PH – Quando vi pela primeira vez Tôkyô monogatari (Viagem a Tóquio, 1953) em Nova Iorque, no ano de 1974, algo importante se desencadeou em mim. Vi vários filmes japoneses nos anos 60 quando vivi no Hawaii, mas estes filmes eram sobretudo filmes de acção, como Akahige (O Barba Ruiva, 1965), Yojimbo (Yojimbo, o Invencível, 1961), etc. Ozu lembrou-me de quão importante era minimizar o cinema e quão importante a pintura chinesa era para mim enquanto uma referência artística primordial. O meu pai adorava Tati e apresentou os seus filmes no final dos anos 60 numa associação cinéfila que ele estabeleceu em Detroit. Fiquei muito contente de redescobrir os seus filmes nos anos 60 em São Francisco e convencer os meus amigos a vê-los. Senti-me um verdadeiro cineasta. Claro, os anos 60 foram muito importantes para a minha geração em termos de educação para a expansão narrativa do cinema. Ver Godard, Fellini, Antonioni, Satyajit Ray, etc.: esta foi a forma como aprendemos um mundo mais largo. O cinema russo era sempre projectado nos escritórios do Progressive Labor Party em São Francisco e foi igualmente importante mas de uma maneira mais formal. Só desde que comecei a ensinar comecei a desenvolver alguma perspectiva sobre os filmes de Hollywood, alguns dos quais eu muito admiro: Keaton, por exemplo, pelo seu uso brilhante do espaço físico. Os meus estudantes sabem sempre muito mais do que eu.
Lembro-me de quando dava aulas na SUNY Purchase no início dos anos 80 e costumava viajar regularmente com o historiador do cinema Tom Gunning. Ele falava sobre este ou aquele filme e ele bem que podia falar numa língua estrangeira. Mantinha-me calado e limitava-me a assistir ao passar da paisagem. O ofício narrativo do cinema é tão complexo que muitas vezes recuso dar-me a ver como realizador. Filmei alguns filmes narrativos para outra pessoas ao longo dos anos, pelo que tenho um grande respeito pelo processo, mas o que faço é muito minimal. Porque vim do background das artes de estúdio, quis fazer filmes numa base diária, como quem vai ao estúdio todos os dias ou, no meu caso, para a rua. Apercebi-me quão custoso era o processo, por isso fui imperativo comigo mesmo em tornar tudo simples. Digo sempre às pessoas “só preciso de mais rolo de filme”. Um dos meus filmes favoritos é In the Street (1946) de Helen Levitt, que era mais conhecida como fotógrafa.

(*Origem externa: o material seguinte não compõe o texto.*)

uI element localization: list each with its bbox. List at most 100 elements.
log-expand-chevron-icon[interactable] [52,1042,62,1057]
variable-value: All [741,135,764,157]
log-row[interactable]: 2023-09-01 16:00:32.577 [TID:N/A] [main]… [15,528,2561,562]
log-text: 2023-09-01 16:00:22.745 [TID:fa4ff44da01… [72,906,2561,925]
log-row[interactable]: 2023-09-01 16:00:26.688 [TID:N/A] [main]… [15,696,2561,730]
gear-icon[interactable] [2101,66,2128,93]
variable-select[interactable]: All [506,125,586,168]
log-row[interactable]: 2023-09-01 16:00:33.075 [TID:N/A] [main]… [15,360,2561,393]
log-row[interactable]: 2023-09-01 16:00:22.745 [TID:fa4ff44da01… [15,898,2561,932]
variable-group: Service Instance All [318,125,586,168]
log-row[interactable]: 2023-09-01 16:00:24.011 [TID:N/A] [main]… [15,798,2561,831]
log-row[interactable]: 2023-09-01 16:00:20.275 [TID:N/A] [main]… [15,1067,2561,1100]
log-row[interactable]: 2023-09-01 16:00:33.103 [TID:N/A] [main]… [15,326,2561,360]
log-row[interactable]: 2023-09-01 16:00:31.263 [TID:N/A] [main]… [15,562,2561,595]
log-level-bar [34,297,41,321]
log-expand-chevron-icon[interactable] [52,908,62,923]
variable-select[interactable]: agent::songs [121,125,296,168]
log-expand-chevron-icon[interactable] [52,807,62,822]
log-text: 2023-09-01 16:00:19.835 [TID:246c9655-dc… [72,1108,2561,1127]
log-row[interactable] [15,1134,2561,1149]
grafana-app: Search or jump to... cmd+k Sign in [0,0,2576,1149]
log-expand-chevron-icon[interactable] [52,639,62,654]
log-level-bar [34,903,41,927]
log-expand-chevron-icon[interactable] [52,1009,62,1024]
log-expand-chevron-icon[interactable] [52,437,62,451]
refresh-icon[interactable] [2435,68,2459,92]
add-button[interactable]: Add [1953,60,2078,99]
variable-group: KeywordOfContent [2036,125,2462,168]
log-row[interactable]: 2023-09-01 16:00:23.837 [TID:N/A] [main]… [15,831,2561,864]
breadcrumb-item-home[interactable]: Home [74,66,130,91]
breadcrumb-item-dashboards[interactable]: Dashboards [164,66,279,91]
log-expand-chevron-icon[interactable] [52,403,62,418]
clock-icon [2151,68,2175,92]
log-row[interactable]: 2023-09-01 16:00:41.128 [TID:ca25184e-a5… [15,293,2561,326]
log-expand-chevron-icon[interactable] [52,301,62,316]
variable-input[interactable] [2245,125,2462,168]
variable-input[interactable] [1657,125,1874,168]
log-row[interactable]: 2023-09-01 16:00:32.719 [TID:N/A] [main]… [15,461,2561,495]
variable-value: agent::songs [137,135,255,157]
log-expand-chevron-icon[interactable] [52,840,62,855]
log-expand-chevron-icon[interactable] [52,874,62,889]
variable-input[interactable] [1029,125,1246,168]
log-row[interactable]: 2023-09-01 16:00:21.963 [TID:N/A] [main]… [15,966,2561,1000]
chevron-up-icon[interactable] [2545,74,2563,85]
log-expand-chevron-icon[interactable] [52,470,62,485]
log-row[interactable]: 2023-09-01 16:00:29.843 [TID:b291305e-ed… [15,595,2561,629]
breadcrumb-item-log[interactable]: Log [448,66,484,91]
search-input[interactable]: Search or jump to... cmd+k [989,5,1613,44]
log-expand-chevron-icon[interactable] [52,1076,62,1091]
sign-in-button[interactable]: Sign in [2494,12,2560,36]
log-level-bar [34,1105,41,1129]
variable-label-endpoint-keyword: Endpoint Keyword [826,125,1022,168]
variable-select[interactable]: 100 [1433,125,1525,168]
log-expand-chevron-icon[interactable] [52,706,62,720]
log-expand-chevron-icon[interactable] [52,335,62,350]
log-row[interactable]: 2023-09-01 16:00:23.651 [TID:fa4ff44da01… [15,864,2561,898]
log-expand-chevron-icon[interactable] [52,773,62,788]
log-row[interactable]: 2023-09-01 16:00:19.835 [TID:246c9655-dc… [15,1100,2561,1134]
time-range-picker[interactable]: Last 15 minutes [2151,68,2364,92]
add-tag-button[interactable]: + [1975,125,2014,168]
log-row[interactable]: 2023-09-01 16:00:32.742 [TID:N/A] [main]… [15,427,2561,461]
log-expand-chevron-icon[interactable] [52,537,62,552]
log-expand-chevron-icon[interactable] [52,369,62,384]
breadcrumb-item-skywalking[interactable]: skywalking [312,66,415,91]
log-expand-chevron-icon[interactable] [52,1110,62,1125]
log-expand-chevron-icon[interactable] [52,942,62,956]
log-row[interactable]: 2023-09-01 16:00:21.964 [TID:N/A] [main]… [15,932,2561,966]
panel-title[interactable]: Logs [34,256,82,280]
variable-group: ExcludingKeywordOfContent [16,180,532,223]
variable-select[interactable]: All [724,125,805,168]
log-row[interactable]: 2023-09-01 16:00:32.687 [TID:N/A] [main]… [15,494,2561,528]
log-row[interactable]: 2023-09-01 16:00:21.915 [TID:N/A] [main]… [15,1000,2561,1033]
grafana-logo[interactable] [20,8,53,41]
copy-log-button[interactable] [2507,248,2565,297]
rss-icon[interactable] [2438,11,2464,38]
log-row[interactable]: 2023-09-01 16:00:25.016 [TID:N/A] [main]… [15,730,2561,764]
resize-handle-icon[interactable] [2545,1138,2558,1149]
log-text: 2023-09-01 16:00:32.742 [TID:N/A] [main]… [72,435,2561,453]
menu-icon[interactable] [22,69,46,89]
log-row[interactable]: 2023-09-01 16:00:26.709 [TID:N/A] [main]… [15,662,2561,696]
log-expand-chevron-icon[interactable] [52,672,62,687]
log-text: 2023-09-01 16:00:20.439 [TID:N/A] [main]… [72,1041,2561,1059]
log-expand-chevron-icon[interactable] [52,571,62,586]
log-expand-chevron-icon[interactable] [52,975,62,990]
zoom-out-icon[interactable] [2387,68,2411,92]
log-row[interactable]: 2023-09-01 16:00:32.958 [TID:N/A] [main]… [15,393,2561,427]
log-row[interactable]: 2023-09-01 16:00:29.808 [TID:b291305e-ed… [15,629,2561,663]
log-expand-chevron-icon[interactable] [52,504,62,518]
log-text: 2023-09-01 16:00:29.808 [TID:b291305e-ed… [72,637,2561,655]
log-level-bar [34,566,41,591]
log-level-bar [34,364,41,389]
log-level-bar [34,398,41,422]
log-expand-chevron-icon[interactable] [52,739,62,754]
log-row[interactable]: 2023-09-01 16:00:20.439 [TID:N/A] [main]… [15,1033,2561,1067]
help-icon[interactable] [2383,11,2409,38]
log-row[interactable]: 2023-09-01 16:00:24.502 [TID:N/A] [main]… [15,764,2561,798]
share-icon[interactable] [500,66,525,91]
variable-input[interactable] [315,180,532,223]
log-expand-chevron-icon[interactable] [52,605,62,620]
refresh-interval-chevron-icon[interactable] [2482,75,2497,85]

O filme é apenas isto: imagens de crianças a brincarem nas ruas de Manhattan nos princípios dos anos 50. A simplicidade do filme é espantosa. Normalmente mostro aos meus estudantes uma história condensada da fotografia no começo do semestre e refiro-me às fotografias como filmes muito curtos. Há qualquer coisa que me atrai em ter limitações. Há uma passagem bela do escritor James Agee, que trabalhou com Levitt nuns quantos filmes. É de Let Us Now Praise Famous Men, a sua colaboração com Walker Evans. “For the immediate world, everything is to be discerned, for him who can discern it and centrally and simply, without either dissection into science, or digestion into art, but with the whole of consciousness, seeking to perceive it as it stands: so that the aspect of a street in sunlight can roar in the heart of itself as a symphony, perhaps as no symphony can: and all of consciousness is shifted from the imagined, the revisive, to the effort to perceive simply the cruel radiance of what is.”